Nunca vos deu vontade de pegar em algo de um autor específico? Isso acontece-me com alguns autores, e especialmente com Gabriel García Márquez – escrita pouco densa, mas capaz, fatalidades e desgraças que se conseguem tornar cómicas pela forma como são descritas, factos semi-fantásticos que dão à história uma aura surreal. A Hora Má, apesar de não ser um dos melhores do autor, não desiludiu.

Numa vila remota são deixados pasquins à porta dos vários moradores, papeís que divulgam os rumores que já todos ouviram, mas que ao verem a luz da madrugada, parecem confirmar as más línguas e atraem a desgraça a várias famílias. (Re)descobrem-se os filhos bastardos, relatam-se traições e, até, são assassinados os amantes revelados.
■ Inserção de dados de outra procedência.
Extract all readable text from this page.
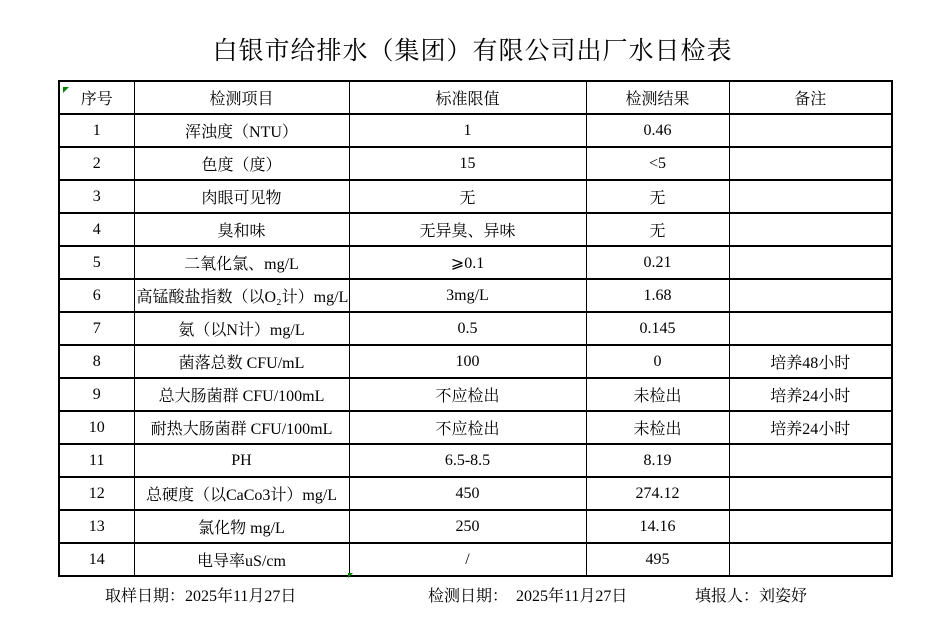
白银市给排水（集团）有限公司出厂水日检表
序号	检测项目	标准限值	检测结果	备注
1	浑浊度（NTU）	1	0.46	
2	色度（度）	15	<5	
3	肉眼可见物	无	无	
4	臭和味	无异臭、异味	无	
5	二氧化氯、mg/L	⩾0.1	0.21	
6	高锰酸盐指数（以O₂计）mg/L	3mg/L	1.68	
7	氨（以N计）mg/L	0.5	0.145	
8	菌落总数 CFU/mL	100	0	培养48小时
9	总大肠菌群 CFU/100mL	不应检出	未检出	培养24小时
10	耐热大肠菌群 CFU/100mL	不应检出	未检出	培养24小时
11	PH	6.5-8.5	8.19	
12	总硬度（以CaCo3计）mg/L	450	274.12	
13	氯化物 mg/L	250	14.16	
14	电导率uS/cm	/	495	
取样日期：2025年11月27日	检测日期：  2025年11月27日	填报人：刘姿妤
Ainda que aquilo que é publicado nem sempre corresponda inteiramente à verdade, todos têm algo a esconder e temem a hora má. Unem-se esforços para descobrir quem coloca os bilhetes, mas sem sucesso.

Para além dos pasquins. o dia a dia na vila é influenciado pelas personagens ilustres que nela habitam – o juiz mulherengo, o alcaide corrupto cuja autoridade roça o ridículo, e um padre que se debate entre os ratos que habitam a igreja, o poder dos papéis da madrugada e a censura do cinema local.

A história torna-se não só uma descrição pitoresca de um quotidiano remoto, mas também uma crítica subtil e perspicaz aos Governos da América do Sul.

Este romance foi adaptado para cinema por Ruy Guerra com o nome O Veneno da Madrugada. Uma crítica interessante a este filme pode ser lida em Enquadramento.